Glimpse into Holocaust shared through eyes of survivor
ASHBY — Fourth-graders at the Ashby Elementary School heard first-hand from a Holocaust survivor what it was like living and working in the German concentration camps.
Barbara Mand, 85, is the mother of Townsend resident Laura Shifrin and grandmother to Pam and Brian Shifrin.
She was visiting the Townsend area from Rochester, N.Y., and for the first time she spoke publicly about her life during World War II, when Hitler came into power.
Shifrin helped her mother explain what the concentration camps were used for.
“Hitler wanted to eliminate the Jewish people,” she said. “If you were not what was considered pure in the eyes of Hitler, you were killed. If you wore glasses, or had anything wrong with you, chances are you did not survive.”

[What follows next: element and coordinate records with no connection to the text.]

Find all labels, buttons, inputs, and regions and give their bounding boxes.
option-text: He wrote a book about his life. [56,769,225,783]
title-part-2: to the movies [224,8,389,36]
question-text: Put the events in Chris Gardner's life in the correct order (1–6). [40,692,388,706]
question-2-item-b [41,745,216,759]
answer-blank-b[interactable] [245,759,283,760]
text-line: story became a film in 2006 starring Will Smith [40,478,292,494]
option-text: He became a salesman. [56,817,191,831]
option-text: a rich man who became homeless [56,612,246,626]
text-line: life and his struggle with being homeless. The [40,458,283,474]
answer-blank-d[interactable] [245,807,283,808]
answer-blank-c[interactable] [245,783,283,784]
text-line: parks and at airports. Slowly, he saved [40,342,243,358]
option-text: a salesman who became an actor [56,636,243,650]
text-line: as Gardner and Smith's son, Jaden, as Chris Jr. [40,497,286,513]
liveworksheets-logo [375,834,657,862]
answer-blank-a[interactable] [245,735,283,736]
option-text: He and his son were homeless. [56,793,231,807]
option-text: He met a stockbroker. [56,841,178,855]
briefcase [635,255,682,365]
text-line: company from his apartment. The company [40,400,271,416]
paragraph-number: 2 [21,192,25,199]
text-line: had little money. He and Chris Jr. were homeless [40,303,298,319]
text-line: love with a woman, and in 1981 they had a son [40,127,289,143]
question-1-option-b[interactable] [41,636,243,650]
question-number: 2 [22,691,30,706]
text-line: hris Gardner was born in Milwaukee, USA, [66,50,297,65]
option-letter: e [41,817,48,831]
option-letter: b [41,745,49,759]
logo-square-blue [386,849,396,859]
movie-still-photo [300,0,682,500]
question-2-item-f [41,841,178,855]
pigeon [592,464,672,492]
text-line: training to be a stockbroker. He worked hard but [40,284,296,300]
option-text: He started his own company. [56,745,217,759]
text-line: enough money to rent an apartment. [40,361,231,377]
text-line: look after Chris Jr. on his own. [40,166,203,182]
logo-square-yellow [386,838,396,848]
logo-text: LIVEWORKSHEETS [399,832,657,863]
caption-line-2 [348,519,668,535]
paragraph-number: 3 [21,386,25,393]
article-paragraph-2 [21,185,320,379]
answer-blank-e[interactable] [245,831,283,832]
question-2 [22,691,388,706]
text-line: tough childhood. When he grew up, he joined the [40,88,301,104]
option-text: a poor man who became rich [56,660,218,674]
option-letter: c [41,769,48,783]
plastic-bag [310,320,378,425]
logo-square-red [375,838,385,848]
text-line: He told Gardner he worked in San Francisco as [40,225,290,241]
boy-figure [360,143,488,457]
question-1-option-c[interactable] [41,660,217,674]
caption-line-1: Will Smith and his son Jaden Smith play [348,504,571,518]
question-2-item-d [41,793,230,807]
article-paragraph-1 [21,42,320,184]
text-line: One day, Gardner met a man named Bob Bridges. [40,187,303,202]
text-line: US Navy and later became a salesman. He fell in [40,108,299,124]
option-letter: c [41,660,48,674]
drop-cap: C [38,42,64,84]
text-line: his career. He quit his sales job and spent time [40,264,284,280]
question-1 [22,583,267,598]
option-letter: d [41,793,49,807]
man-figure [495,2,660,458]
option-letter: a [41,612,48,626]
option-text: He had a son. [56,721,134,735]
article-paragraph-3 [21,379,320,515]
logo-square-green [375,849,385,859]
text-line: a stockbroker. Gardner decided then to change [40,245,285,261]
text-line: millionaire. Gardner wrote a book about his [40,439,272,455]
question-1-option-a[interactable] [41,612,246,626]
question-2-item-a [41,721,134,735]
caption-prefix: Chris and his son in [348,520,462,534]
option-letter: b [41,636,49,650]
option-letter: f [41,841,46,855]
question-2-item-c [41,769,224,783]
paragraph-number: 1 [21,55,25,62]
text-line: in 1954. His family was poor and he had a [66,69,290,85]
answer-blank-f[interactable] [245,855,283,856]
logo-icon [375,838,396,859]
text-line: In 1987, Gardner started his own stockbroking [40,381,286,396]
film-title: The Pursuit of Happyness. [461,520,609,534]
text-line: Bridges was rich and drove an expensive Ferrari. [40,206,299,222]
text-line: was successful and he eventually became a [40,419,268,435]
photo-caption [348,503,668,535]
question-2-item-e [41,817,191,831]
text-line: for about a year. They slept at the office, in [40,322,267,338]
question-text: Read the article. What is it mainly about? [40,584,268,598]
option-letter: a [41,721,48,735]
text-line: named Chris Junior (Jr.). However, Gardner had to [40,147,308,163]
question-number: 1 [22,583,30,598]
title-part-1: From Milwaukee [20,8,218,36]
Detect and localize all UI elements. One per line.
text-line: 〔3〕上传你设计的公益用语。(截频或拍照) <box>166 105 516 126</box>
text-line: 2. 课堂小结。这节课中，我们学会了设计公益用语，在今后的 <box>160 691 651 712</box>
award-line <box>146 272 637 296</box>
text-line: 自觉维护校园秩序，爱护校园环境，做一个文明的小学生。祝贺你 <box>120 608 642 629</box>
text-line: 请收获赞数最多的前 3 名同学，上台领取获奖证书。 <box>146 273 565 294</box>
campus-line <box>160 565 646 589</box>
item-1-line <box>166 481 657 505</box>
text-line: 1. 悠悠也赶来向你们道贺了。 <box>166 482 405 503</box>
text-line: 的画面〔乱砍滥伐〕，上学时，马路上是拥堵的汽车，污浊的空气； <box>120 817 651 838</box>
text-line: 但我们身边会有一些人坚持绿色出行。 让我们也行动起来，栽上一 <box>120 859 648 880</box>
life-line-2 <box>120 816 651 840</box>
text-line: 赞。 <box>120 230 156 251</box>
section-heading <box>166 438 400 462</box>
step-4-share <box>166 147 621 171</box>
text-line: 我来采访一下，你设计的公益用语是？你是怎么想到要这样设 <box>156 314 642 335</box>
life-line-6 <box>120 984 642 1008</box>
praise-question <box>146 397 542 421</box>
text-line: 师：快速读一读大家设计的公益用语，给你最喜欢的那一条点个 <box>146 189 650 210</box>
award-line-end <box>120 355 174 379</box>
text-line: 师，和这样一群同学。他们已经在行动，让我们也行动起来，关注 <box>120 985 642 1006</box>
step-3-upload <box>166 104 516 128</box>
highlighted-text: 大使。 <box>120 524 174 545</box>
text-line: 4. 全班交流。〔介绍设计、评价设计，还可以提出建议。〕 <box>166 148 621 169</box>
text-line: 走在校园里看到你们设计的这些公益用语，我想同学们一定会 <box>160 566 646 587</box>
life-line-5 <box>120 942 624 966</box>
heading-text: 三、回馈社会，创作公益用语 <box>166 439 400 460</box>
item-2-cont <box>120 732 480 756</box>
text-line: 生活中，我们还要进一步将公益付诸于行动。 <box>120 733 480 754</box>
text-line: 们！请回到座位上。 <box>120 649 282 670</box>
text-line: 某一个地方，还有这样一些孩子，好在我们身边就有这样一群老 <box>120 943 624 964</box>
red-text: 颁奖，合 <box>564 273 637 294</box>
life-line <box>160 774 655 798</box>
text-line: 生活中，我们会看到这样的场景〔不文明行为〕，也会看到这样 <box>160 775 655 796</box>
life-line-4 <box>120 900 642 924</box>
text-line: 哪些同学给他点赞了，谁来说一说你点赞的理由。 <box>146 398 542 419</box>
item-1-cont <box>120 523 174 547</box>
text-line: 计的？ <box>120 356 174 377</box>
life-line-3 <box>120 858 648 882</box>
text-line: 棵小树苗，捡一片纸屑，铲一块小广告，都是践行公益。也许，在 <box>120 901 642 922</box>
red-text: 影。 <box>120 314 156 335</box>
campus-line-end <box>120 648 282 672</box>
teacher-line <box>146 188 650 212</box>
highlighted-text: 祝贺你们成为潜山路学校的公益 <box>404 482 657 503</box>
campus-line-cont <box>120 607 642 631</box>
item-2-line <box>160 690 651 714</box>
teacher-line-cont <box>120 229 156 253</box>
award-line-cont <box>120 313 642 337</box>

[…] “Unless you were perfect, and you could entertain them, they killed you.”
Mand recalled a day in Auschwitz she considers the day her sister saved her from the gas chamber.
“I always had nice skin, and one morning I had a pimple on my face,” she said. “That same day, the German guards came and took most of us young girls out of the area we were in. They had us take off our clothes to examine us to see if there was anything wrong with us. My sister was very afraid they would take me away because of that pimple.
“That was in Auschwitz where the gas chamber was,” she continued. “When they would burn the people, white pieces of cloth would come out of the smoke stack. A piece that looked like a handkerchief was floating, and it seemed like it came out of the sky. My sister grabbed it and squeezed my pimple until all the white came out. She wiped it off, so when the soldiers came by to look at us, the pimple was just white, and they didn’t notice it.
“She saved my life with that piece of cloth,” she added.
On that particular day, Mand said, several hundred girls were sent to their death in the gas chamber.
Shifrin said the gas chamber was “like a big shower.”
“But instead of water coming out of the shower heads, Hitler had gas coming out,” she said. “The people at first thought they were being sent for a shower, when instead they were being killed.”